Our Way

  • Our Way – The Barry Sisters (CD, $12.99)




    “We take a tune that’s sweet and low, and rock it solid and make it gold.” And rock it solid they did, on Our Way, the Barry Sisters’ eleventh, and last, full-length studio recording. Throughout their career, they consistently drew from the wells of Yiddish and English popular song, everything from “Without a Song” and “Cry Me a River” to “Hava Nagila” and “Chiribim Chiribom”. If adapting Jewish music to the rhythms and contours of the American pop landscape can be considered one of the dominant aesthetics of early twentieth century popular music, then the Barry Sisters ought to be considered crucial bi-cultural pioneers, part of the same treasured artistic genealogy that usually starts and stops with the Tin Pan Alley likes of Irving Berlin, George Gershwin, and Harold Arlen. They didn’t turn America Jewish, they made Jewish sound more American.

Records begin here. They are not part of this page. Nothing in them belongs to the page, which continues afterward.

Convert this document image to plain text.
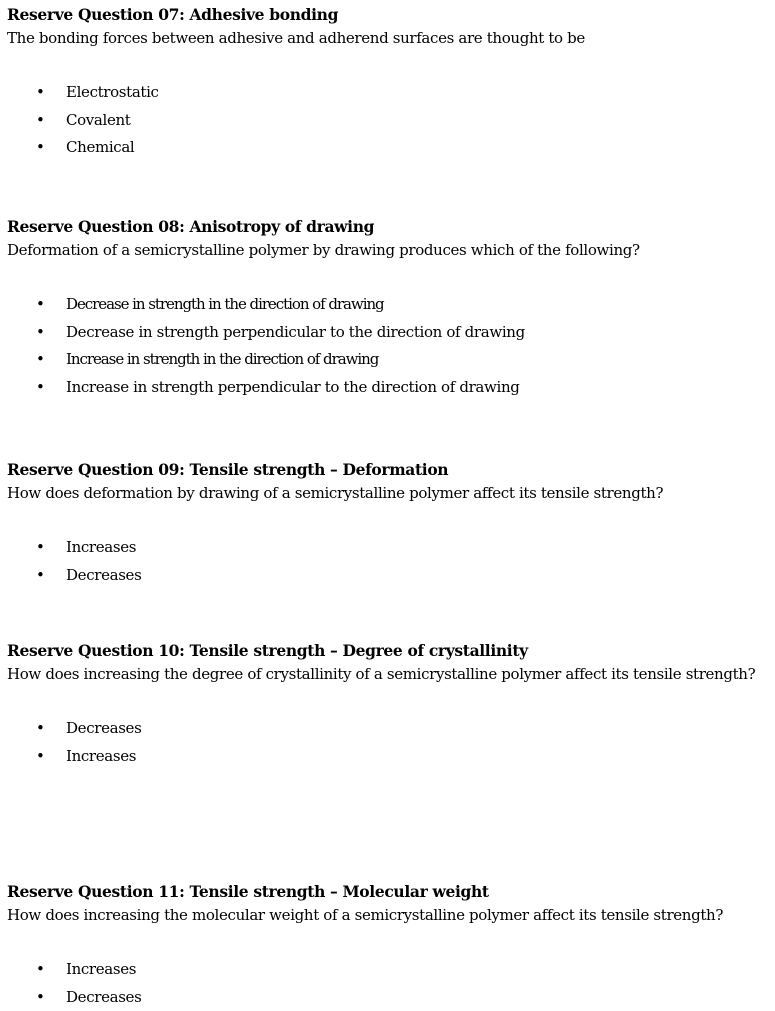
Reserve Question 07: Adhesive bonding

The bonding forces between adhesive and adherend surfaces are thought to be

• Electrostatic
• Covalent
• Chemical

Reserve Question 08: Anisotropy of drawing

Deformation of a semicrystalline polymer by drawing produces which of the following?

• Decrease in strength in the direction of drawing
• Decrease in strength perpendicular to the direction of drawing
• Increase in strength in the direction of drawing
• Increase in strength perpendicular to the direction of drawing

Reserve Question 09: Tensile strength – Deformation

How does deformation by drawing of a semicrystalline polymer affect its tensile strength?

• Increases
• Decreases

Reserve Question 10: Tensile strength – Degree of crystallinity

How does increasing the degree of crystallinity of a semicrystalline polymer affect its tensile strength?

• Decreases
• Increases

Reserve Question 11: Tensile strength – Molecular weight

How does increasing the molecular weight of a semicrystalline polymer affect its tensile strength?

• Increases
• Decreases
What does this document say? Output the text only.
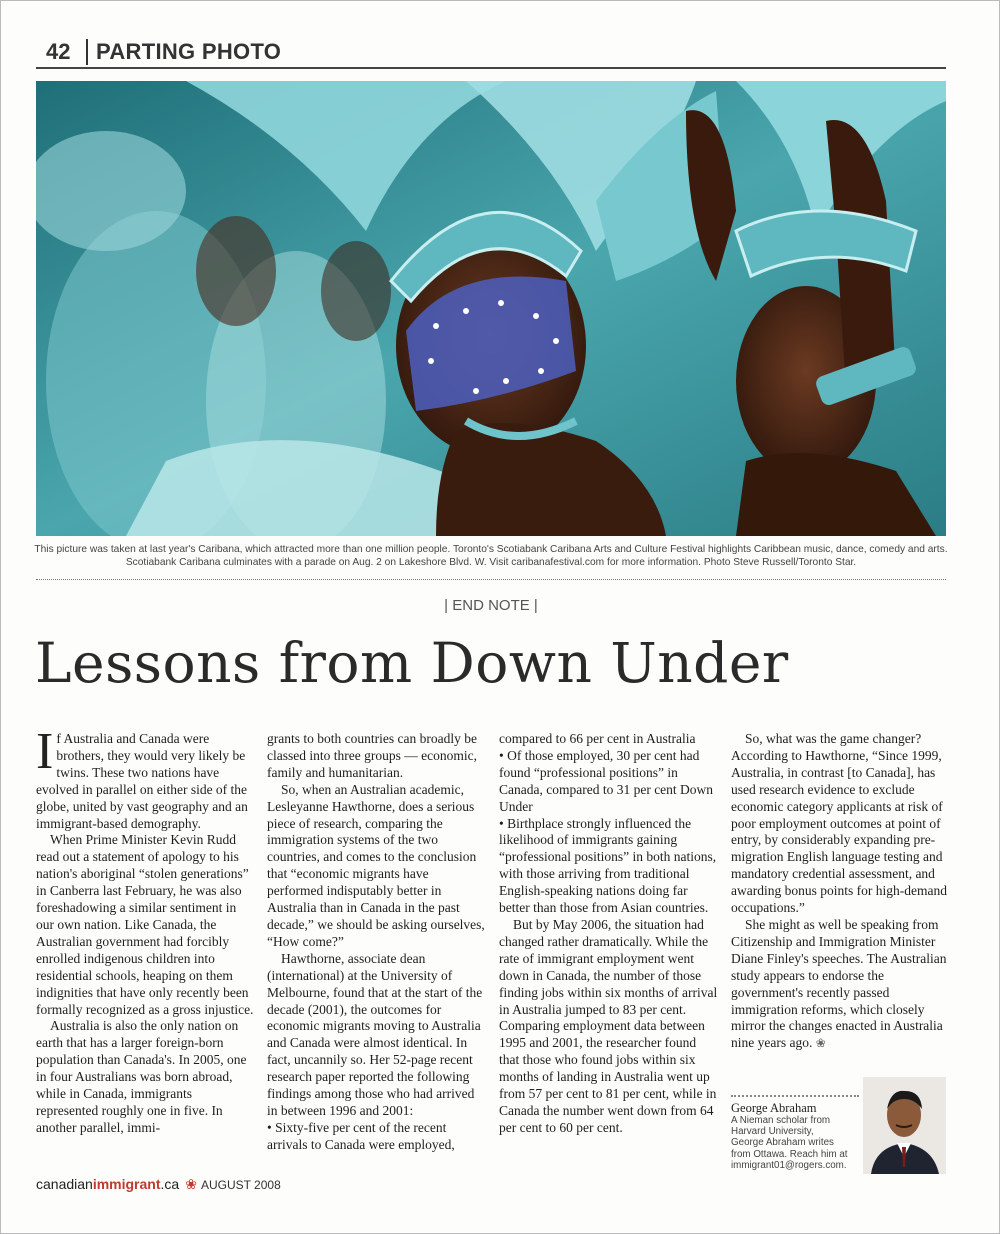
42 PARTING PHOTO
This picture was taken at last year's Caribana, which attracted more than one million people. Toronto's Scotiabank Caribana Arts and Culture Festival highlights Caribbean music, dance, comedy and arts.
Scotiabank Caribana culminates with a parade on Aug. 2 on Lakeshore Blvd. W. Visit caribanafestival.com for more information. Photo Steve Russell/Toronto Star.
| END NOTE |
Lessons from Down Under

If Australia and Canada were brothers, they would very likely be twins. These two nations have evolved in parallel on either side of the globe, united by vast geography and an immigrant-based demography.

When Prime Minister Kevin Rudd read out a statement of apology to his nation's aboriginal “stolen generations” in Canberra last February, he was also foreshadowing a similar sentiment in our own nation. Like Canada, the Australian government had forcibly enrolled indigenous children into residential schools, heaping on them indignities that have only recently been formally recognized as a gross injustice.

Australia is also the only nation on earth that has a larger foreign-born population than Canada's. In 2005, one in four Australians was born abroad, while in Canada, immigrants represented roughly one in five. In another parallel, immi-

grants to both countries can broadly be classed into three groups — economic, family and humanitarian.

So, when an Australian academic, Lesleyanne Hawthorne, does a serious piece of research, comparing the immigration systems of the two countries, and comes to the conclusion that “economic migrants have performed indisputably better in Australia than in Canada in the past decade,” we should be asking ourselves, “How come?”

Hawthorne, associate dean (international) at the University of Melbourne, found that at the start of the decade (2001), the outcomes for economic migrants moving to Australia and Canada were almost identical. In fact, uncannily so. Her 52-page recent research paper reported the following findings among those who had arrived in between 1996 and 2001:

• Sixty-five per cent of the recent arrivals to Canada were employed,

compared to 66 per cent in Australia

• Of those employed, 30 per cent had found “professional positions” in Canada, compared to 31 per cent Down Under

• Birthplace strongly influenced the likelihood of immigrants gaining “professional positions” in both nations, with those arriving from traditional English-speaking nations doing far better than those from Asian countries.

But by May 2006, the situation had changed rather dramatically. While the rate of immigrant employment went down in Canada, the number of those finding jobs within six months of arrival in Australia jumped to 83 per cent. Comparing employment data between 1995 and 2001, the researcher found that those who found jobs within six months of landing in Australia went up from 57 per cent to 81 per cent, while in Canada the number went down from 64 per cent to 60 per cent.

So, what was the game changer? According to Hawthorne, “Since 1999, Australia, in contrast [to Canada], has used research evidence to exclude economic category applicants at risk of poor employment outcomes at point of entry, by considerably expanding pre-migration English language testing and mandatory credential assessment, and awarding bonus points for high-demand occupations.”

She might as well be speaking from Citizenship and Immigration Minister Diane Finley's speeches. The Australian study appears to endorse the government's recently passed immigration reforms, which closely mirror the changes enacted in Australia nine years ago. ❀

George Abraham
A Nieman scholar from
Harvard University,
George Abraham writes
from Ottawa. Reach him at
immigrant01@rogers.com.
canadianimmigrant.ca ❀ AUGUST 2008
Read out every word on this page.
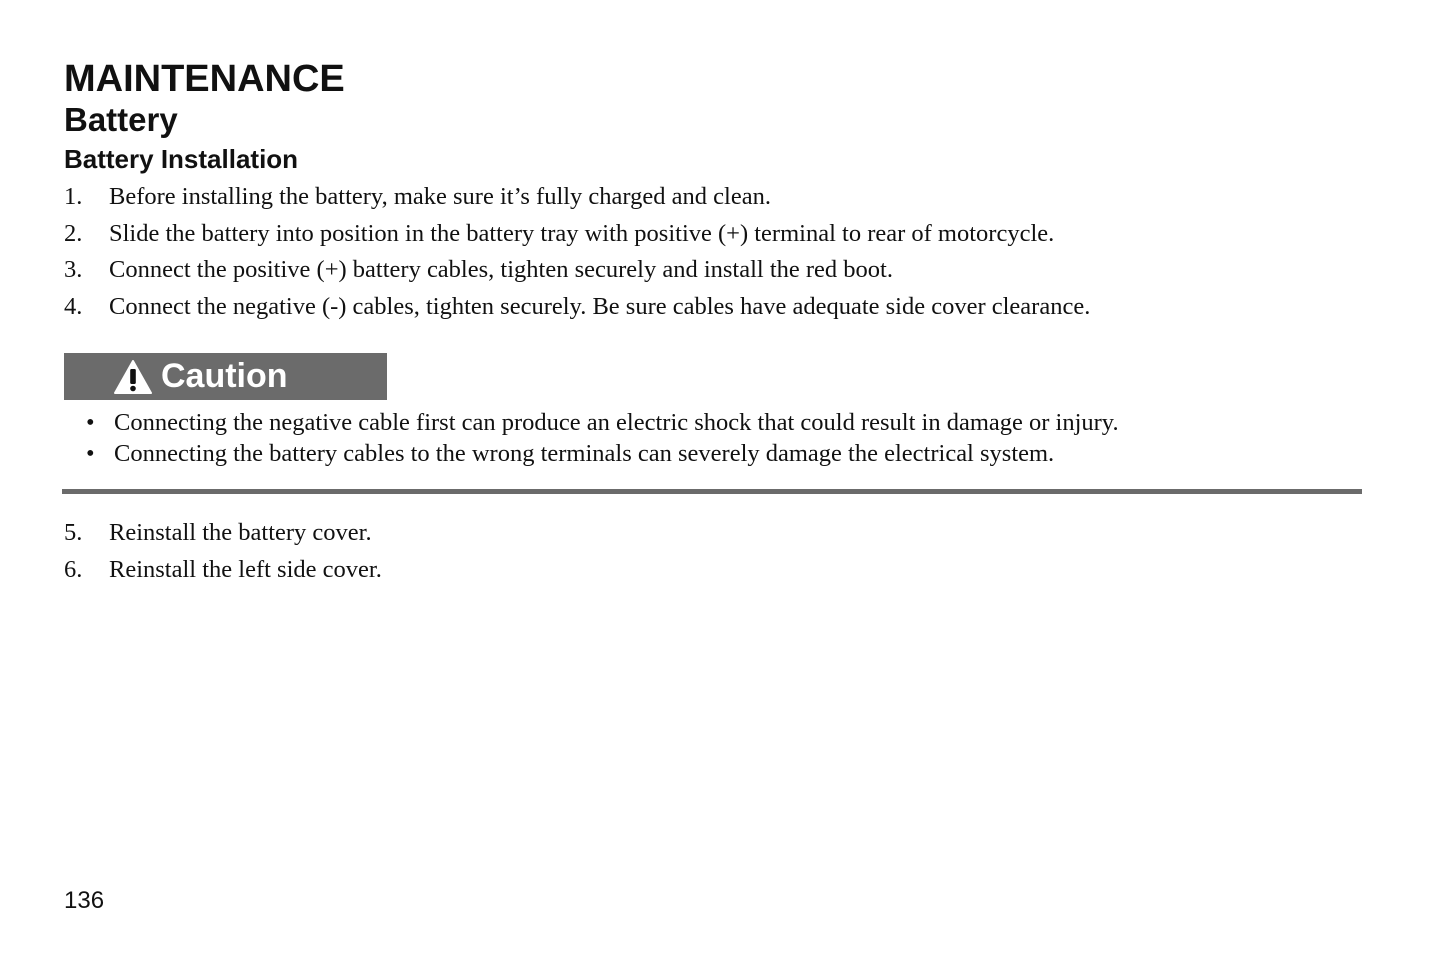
MAINTENANCE
Battery
Battery Installation
1.	Before installing the battery, make sure it’s fully charged and clean.
2.	Slide the battery into position in the battery tray with positive (+) terminal to rear of motorcycle.
3.	Connect the positive (+) battery cables, tighten securely and install the red boot.
4.	Connect the negative (-) cables, tighten securely. Be sure cables have adequate side cover clearance.
Caution
• Connecting the negative cable first can produce an electric shock that could result in damage or injury.
• Connecting the battery cables to the wrong terminals can severely damage the electrical system.
5.	Reinstall the battery cover.
6.	Reinstall the left side cover.
136
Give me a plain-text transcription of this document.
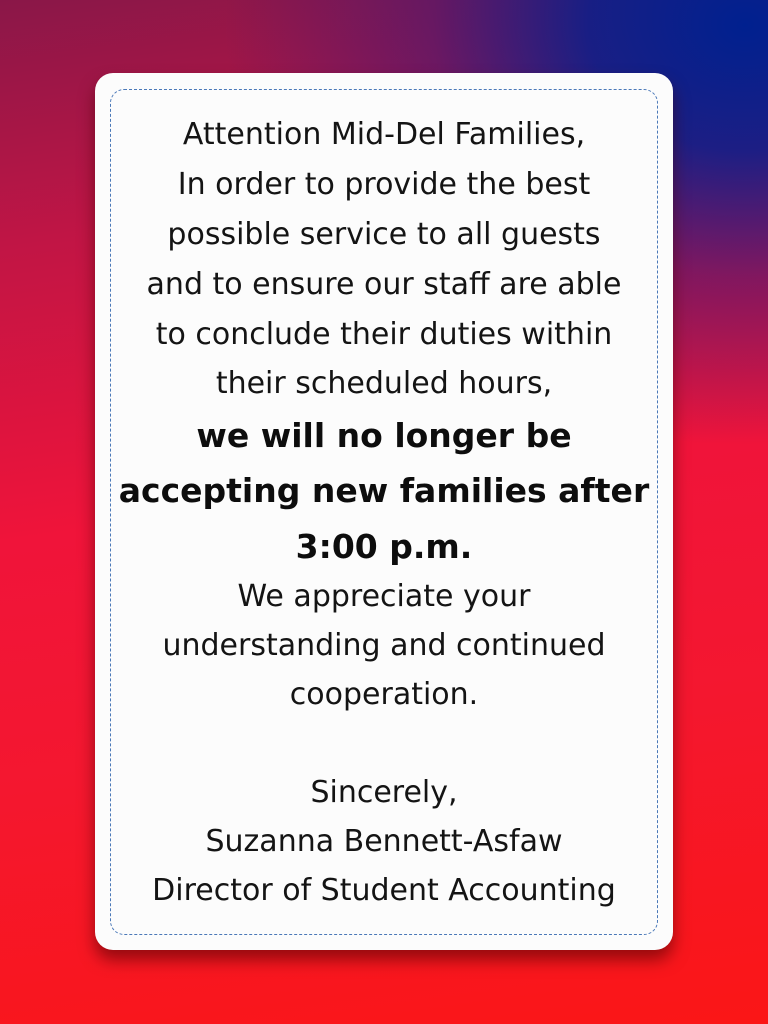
Attention Mid-Del Families,
In order to provide the best
possible service to all guests
and to ensure our staff are able
to conclude their duties within
their scheduled hours,
we will no longer be
accepting new families after
3:00 p.m.
We appreciate your
understanding and continued
cooperation.
Sincerely,
Suzanna Bennett-Asfaw
Director of Student Accounting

    On Our Way, the Barry Sisters choose the elegant tradition of popular song itself. They took on the 20s pop chestnut “Tea For Two,” used Yiddish to return the vanilla Perry Como smash “It’s Impossible” to its Mexican bolero roots, raided Hollywood for “Love Story” (imagine Ryan O’Neal crooning in Yiddish at the bedside of a dying Ali McGraw), raided Broadway for “Cabaret” and “Alice Blue Gown,” and turned out what just might be– second only to the one Cuban audio priestess La Lupe did just three years earlier– the most liberating version ever of the Sinatra staple, “My Way.”